O'Brien: I do, actually. Mayor Wu, more seriously, has been treated abhorrently in many quarters, you know — the internet hate she takes, these aren't just protests. Often, not always, they are tinged with racism overtly and, well, very overtly and sometimes more subtly. And you know, she does have a family, she has small children and she's been treated so abhorrently. But I actually think this is one of the very few places where her being a woman, especially a mother, maybe to a lesser extent, a woman of color, that Bostonians are more sympathetic to the idea that this ban could go through.

Many, not all, Bostonians, identify as Democrats. And so you would, "hey, nothing to impede on free speech, the right to protest." And Governor Baker has had protesters outside his house for a very long time. He's also a very rich man. He doesn't have children at home. And so I don't think he has garnered quite the same degree of sympathy. But again, this is in the larger context of Michelle Wu being subjected to very racist and gendered attacks all along. But I think Boston's willingness or openness to even consider this 12-hour ban is in part because she's a mother.

"This is in the larger context of Michelle Wu being subjected to very racist and gendered attacks all along."
-Erin O'Brien

Reilly: I'd also mention, the governor has had a ton of protests outside his home, some of which can get really, really ugly. I've seen a fair amount of those, but they're not a daily event the way they have been for the mayor.

O'Brien: That's a good point.

Siegel: And we also wanted to talk about the push to tax pricey real estate sales in Boston. The Boston City Council approved Mayor Wu's proposal to create a new tax on high end real estate transactions to fund affordable housing. But now it needs to get through the State House. Yesterday, Boston Public Radio heard the governor say he's skeptical of the idea. What do you expect the legislature to do here?

O'Brien: This is the most Massachusetts of problems. Like I already said, there is a ton of Democrats in Massachusetts. We would think that a two percent tax on real estate transactions over $2 million, and it doesn't kick in until that after $2 million, for affordable housing should be a no brainer. But those of us who live here know that that's not the case.

There's real questions of home rule here, but this is really an institutional problem. I think the legislature doesn't want to cede any power to the city of Boston. The legislature understands itself as the number one game in Massachusetts and the city of Boston understands itself as the number one political game in Massachusetts. So I think what's going on here, even though it is a seemingly popular policy — yes, real estate interest groups and builders don't want it, but I think on balance, the policy itself is something that Democrats should be for. But, in the weeds sort of politics stuff, I don't think the state legislature wants to hand power over to Michelle Wu, who is already more well-known than every single individual in the state legislature.

Alston: Adam, Governor Baker on BPR yesterday said that he generally doesn't support these sorts of things, although he later went on to say that he does support these sorts of things, but this one is different. What's your read on that?

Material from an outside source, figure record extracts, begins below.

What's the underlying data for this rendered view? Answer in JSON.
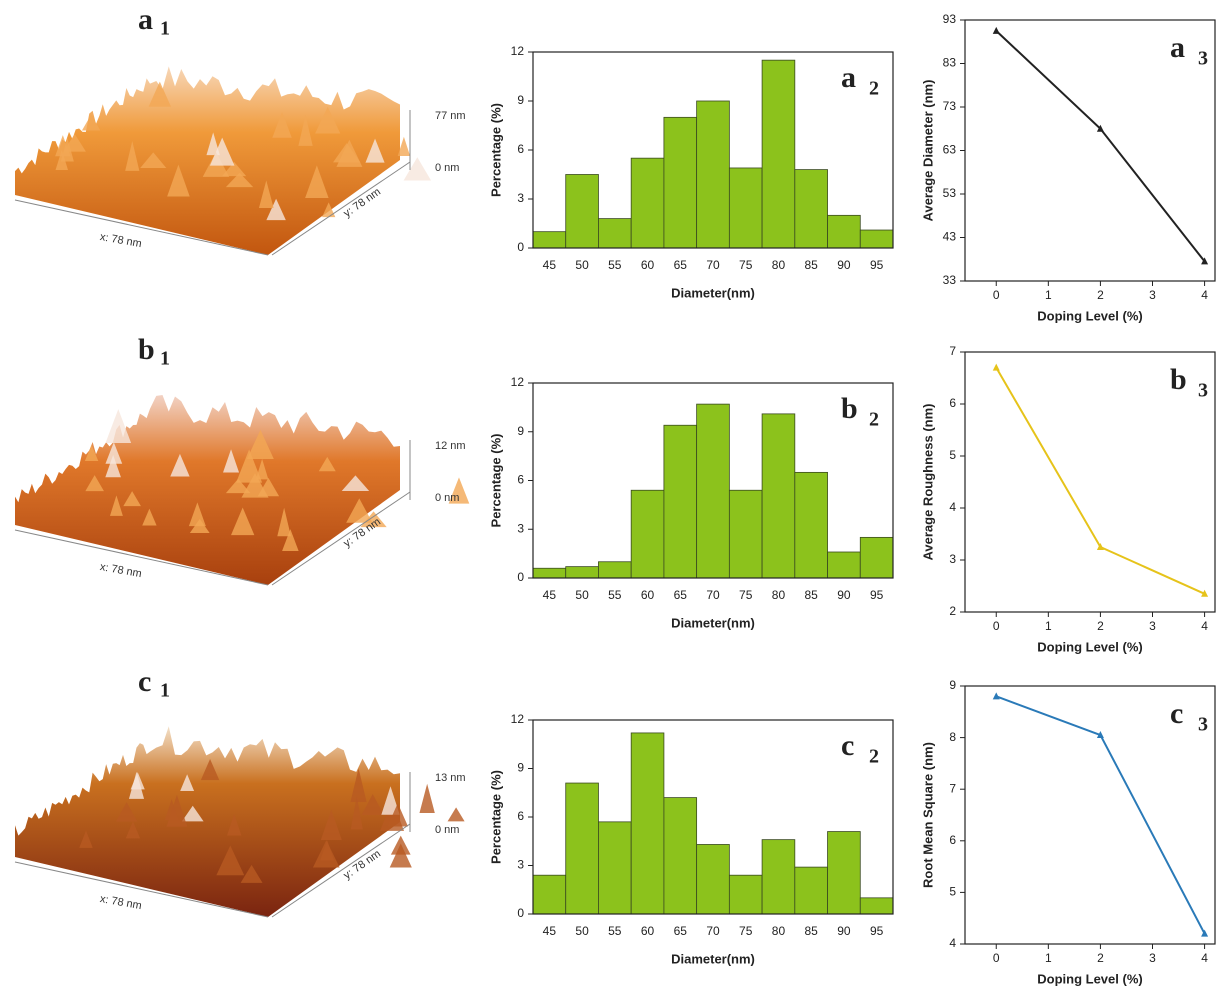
{
  "chart_data": [
    {
      "type": "bar",
      "annotation": "a",
      "annotation_sub": "2",
      "x_label": "Diameter(nm)",
      "y_label": "Percentage (%)",
      "categories": [
        "45",
        "50",
        "55",
        "60",
        "65",
        "70",
        "75",
        "80",
        "85",
        "90",
        "95"
      ],
      "values": [
        1.0,
        4.5,
        1.8,
        5.5,
        8.0,
        9.0,
        4.9,
        11.5,
        4.8,
        2.0,
        1.1
      ],
      "color": "#8cc21c",
      "ylim": [
        0,
        12
      ],
      "yticks": [
        0,
        3,
        6,
        9,
        12
      ]
    },
    {
      "type": "line",
      "annotation": "a",
      "annotation_sub": "3",
      "x_label": "Doping Level (%)",
      "y_label": "Average Diameter (nm)",
      "x": [
        0,
        2,
        4
      ],
      "values": [
        90.5,
        68,
        37.5
      ],
      "color": "#222222",
      "xlim": [
        -0.6,
        4.2
      ],
      "xticks": [
        0,
        1,
        2,
        3,
        4
      ],
      "ylim": [
        33,
        93
      ],
      "yticks": [
        33,
        43,
        53,
        63,
        73,
        83,
        93
      ]
    },
    {
      "type": "bar",
      "annotation": "b",
      "annotation_sub": "2",
      "x_label": "Diameter(nm)",
      "y_label": "Percentage (%)",
      "categories": [
        "45",
        "50",
        "55",
        "60",
        "65",
        "70",
        "75",
        "80",
        "85",
        "90",
        "95"
      ],
      "values": [
        0.6,
        0.7,
        1.0,
        5.4,
        9.4,
        10.7,
        5.4,
        10.1,
        6.5,
        1.6,
        2.5
      ],
      "color": "#8cc21c",
      "ylim": [
        0,
        12
      ],
      "yticks": [
        0,
        3,
        6,
        9,
        12
      ]
    },
    {
      "type": "line",
      "annotation": "b",
      "annotation_sub": "3",
      "x_label": "Doping Level (%)",
      "y_label": "Average Roughness (nm)",
      "x": [
        0,
        2,
        4
      ],
      "values": [
        6.7,
        3.25,
        2.35
      ],
      "color": "#e6c31a",
      "xlim": [
        -0.6,
        4.2
      ],
      "xticks": [
        0,
        1,
        2,
        3,
        4
      ],
      "ylim": [
        2,
        7
      ],
      "yticks": [
        2,
        3,
        4,
        5,
        6,
        7
      ]
    },
    {
      "type": "bar",
      "annotation": "c",
      "annotation_sub": "2",
      "x_label": "Diameter(nm)",
      "y_label": "Percentage (%)",
      "categories": [
        "45",
        "50",
        "55",
        "60",
        "65",
        "70",
        "75",
        "80",
        "85",
        "90",
        "95"
      ],
      "values": [
        2.4,
        8.1,
        5.7,
        11.2,
        7.2,
        4.3,
        2.4,
        4.6,
        2.9,
        5.1,
        1.0
      ],
      "color": "#8cc21c",
      "ylim": [
        0,
        12
      ],
      "yticks": [
        0,
        3,
        6,
        9,
        12
      ]
    },
    {
      "type": "line",
      "annotation": "c",
      "annotation_sub": "3",
      "x_label": "Doping Level (%)",
      "y_label": "Root Mean Square (nm)",
      "x": [
        0,
        2,
        4
      ],
      "values": [
        8.8,
        8.05,
        4.2
      ],
      "color": "#2a7ab8",
      "xlim": [
        -0.6,
        4.2
      ],
      "xticks": [
        0,
        1,
        2,
        3,
        4
      ],
      "ylim": [
        4,
        9
      ],
      "yticks": [
        4,
        5,
        6,
        7,
        8,
        9
      ]
    }
  ],
  "afm_images": [
    {
      "label": "a",
      "label_sub": "1",
      "x_label": "x: 78 nm",
      "y_label": "y: 78 nm",
      "z_max": "77 nm",
      "z_min": "0 nm"
    },
    {
      "label": "b",
      "label_sub": "1",
      "x_label": "x: 78 nm",
      "y_label": "y: 78 nm",
      "z_max": "12 nm",
      "z_min": "0 nm"
    },
    {
      "label": "c",
      "label_sub": "1",
      "x_label": "x: 78 nm",
      "y_label": "y: 78 nm",
      "z_max": "13 nm",
      "z_min": "0 nm"
    }
  ]
}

Reilly: Yeah, I'm glad you highlighted that because there does seem to be something of a contradiction there. I think he's uncomfortable with maybe not just Boston, but there's a number of municipalities that have proposed implementing tax on high end real estate sales like Boston just proposed. Perhaps some of that institutionally based. As Erin alluded to, the real estate lobby is fairly powerful. The governor may be paying attention to them.

There's also a push at the State House to make a legislative change that would just let municipalities do this without having to go hat in hand to the Legislature. It's finally worth noting — the Governor, he's going to be gone soon, and he might not be the one who has the final say as governor when this thing finally passes, if it passes the Legislature.